Poussin se soucie peu de quitter Rome et sa tranquille existence dans sa petite maison du Pincio. Il fait la sourde oreille, résiste à toutes les avances. On lui garantit qu’il ne s’engage que pour cinq ans; on lui offre mille écus pour le voyage et mille écus de gages par an, un logement commode et confortable ; on lui promet de ne le faire peindre, ni en plafond ni en voûte. M. de Chantelou ne lui impose qu’une condition : Vous ne peindrez pour personne que par ma permission; car je vous fais venir pour le roi et non pour les particuliers.
C'est à des artistes tels que lui que s'applique la devise fameuse: Le génie est une longue patience Et c'est précieusement parce qu'il repose sur un labeur incessant, sur une constante recherche du mieux que le génie de Poussin a connu cette fortune de traverser les siècles sans éclipse et de ne subir aucune de ces fluctuations de gloire, que les peintres les plus illustres, à commencer par Raphaël, ont éprouvées. Glorieux de son vivant, il l'est encore de nos jours où l'on fait si volontiers profession de démolir les vieilles renommées.

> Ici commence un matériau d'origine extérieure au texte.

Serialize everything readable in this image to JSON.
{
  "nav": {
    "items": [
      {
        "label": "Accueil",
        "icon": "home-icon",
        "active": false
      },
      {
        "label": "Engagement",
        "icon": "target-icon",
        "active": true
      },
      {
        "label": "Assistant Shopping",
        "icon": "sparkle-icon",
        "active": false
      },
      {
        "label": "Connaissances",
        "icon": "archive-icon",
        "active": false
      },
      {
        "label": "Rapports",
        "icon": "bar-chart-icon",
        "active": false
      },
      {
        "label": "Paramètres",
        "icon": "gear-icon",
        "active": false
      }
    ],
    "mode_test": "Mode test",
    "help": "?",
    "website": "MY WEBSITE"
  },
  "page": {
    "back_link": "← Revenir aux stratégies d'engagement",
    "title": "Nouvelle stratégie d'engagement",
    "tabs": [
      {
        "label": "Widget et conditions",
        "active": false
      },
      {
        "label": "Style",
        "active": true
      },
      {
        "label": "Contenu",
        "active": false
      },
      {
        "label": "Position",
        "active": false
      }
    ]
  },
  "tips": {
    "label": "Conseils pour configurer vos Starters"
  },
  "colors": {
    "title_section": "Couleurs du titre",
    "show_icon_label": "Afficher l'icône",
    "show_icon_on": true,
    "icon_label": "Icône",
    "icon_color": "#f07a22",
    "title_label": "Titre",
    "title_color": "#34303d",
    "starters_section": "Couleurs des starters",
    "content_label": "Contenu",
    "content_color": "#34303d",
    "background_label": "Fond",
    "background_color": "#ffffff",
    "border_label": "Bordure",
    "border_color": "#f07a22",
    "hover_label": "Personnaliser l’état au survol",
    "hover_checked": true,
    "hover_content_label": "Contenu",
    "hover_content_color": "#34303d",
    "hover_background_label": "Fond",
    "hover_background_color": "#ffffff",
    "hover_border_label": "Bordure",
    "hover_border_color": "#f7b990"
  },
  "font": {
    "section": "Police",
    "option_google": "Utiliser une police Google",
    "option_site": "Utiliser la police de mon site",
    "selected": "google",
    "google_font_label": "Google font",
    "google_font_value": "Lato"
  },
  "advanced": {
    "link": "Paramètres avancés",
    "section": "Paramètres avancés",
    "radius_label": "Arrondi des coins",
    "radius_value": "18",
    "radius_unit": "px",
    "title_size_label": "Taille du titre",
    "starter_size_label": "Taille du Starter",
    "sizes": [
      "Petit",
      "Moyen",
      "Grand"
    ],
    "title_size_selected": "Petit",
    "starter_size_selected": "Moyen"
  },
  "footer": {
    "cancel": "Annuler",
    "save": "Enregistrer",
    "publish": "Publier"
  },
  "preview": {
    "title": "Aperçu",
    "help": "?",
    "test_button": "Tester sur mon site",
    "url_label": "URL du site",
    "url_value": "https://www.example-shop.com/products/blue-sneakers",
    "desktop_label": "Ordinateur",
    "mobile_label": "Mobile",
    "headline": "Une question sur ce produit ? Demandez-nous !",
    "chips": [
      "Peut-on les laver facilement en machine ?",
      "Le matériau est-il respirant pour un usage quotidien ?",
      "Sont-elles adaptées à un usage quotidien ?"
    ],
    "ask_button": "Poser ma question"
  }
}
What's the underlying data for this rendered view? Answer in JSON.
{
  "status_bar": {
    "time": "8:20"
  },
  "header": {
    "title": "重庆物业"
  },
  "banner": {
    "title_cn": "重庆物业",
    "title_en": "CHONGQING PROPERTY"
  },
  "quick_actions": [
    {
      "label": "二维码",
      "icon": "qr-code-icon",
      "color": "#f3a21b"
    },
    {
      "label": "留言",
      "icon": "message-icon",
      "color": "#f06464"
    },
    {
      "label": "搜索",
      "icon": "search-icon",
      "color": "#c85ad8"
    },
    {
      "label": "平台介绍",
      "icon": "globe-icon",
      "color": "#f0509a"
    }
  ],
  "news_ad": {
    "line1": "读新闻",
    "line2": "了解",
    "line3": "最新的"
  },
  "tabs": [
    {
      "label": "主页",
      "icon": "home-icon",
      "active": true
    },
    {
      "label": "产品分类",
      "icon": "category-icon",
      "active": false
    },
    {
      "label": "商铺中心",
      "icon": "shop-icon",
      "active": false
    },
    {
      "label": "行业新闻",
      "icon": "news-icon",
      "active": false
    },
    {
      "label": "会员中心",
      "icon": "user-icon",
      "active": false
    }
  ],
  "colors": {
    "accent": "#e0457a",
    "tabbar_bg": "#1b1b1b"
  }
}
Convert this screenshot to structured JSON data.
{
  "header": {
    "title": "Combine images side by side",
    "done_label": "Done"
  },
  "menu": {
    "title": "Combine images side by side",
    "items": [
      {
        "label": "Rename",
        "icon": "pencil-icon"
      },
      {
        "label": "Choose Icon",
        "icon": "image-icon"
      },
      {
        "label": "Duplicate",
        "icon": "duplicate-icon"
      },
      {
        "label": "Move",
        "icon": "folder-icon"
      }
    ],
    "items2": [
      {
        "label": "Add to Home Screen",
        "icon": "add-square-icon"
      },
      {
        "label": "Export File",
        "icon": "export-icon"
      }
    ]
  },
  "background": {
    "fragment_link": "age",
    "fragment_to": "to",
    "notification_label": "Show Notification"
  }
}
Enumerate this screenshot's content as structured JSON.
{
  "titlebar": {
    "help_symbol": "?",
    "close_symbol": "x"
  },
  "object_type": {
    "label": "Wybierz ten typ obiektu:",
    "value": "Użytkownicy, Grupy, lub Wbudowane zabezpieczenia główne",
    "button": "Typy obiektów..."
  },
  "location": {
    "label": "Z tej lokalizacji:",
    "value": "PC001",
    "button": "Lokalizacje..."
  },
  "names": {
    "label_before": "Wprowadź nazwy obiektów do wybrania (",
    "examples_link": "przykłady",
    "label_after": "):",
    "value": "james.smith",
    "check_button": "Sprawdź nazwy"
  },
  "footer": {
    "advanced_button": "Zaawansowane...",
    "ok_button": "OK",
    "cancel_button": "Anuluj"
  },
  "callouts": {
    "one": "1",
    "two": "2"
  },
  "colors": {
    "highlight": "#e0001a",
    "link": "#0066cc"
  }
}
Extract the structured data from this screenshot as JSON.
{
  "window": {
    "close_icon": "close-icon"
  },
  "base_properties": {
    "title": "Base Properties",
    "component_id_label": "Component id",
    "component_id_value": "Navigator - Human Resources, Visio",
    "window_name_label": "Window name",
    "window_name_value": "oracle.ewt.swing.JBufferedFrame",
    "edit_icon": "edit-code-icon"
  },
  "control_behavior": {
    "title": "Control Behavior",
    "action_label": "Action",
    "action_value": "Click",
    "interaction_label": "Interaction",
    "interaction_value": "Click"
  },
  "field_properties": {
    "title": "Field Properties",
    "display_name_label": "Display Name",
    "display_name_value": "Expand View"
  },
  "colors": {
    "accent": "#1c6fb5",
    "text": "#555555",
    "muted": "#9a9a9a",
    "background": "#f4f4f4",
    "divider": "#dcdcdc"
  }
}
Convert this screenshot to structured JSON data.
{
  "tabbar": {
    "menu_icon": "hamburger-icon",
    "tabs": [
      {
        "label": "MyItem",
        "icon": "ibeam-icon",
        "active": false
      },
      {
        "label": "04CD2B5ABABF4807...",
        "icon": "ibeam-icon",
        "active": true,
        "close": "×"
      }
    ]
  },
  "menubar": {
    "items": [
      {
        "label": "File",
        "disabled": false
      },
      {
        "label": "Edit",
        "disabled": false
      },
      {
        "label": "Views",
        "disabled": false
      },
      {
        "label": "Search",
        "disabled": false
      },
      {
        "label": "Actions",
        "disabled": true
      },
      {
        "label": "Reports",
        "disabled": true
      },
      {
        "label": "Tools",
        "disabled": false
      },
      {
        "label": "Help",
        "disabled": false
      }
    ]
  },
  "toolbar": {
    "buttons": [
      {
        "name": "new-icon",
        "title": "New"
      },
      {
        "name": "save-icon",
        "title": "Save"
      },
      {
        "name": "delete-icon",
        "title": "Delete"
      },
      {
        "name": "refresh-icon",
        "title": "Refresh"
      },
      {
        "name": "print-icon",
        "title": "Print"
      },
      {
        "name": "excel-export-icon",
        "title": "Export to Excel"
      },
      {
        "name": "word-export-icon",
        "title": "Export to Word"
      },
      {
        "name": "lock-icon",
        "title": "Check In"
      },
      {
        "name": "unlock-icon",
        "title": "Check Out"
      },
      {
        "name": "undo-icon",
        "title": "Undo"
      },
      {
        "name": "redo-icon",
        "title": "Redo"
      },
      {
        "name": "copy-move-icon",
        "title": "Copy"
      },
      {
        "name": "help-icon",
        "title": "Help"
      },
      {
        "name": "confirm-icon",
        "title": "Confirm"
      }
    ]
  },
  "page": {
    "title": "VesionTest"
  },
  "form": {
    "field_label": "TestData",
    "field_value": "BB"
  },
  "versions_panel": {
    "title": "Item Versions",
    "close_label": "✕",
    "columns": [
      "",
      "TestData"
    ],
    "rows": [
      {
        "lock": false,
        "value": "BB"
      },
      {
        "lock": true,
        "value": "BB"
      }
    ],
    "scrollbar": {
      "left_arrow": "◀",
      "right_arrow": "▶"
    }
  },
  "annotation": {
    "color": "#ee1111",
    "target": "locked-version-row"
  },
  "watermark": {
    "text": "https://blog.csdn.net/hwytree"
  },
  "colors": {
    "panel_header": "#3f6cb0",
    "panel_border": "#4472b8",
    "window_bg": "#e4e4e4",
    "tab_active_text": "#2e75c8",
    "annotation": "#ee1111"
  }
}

Un gentilhomme italien, rencontrant un jour Poussin dans la campagne romaine, lia conversation avec lui. Au cours de l'entretien, il lui demanda "par quelle voie il était arrivé à ce haut point d'élévation qui lui donnait un rang si considérable entre les plus grands peintres de son temps". A quoi Poussin répondit modestement: "Je n'ai rien négligé".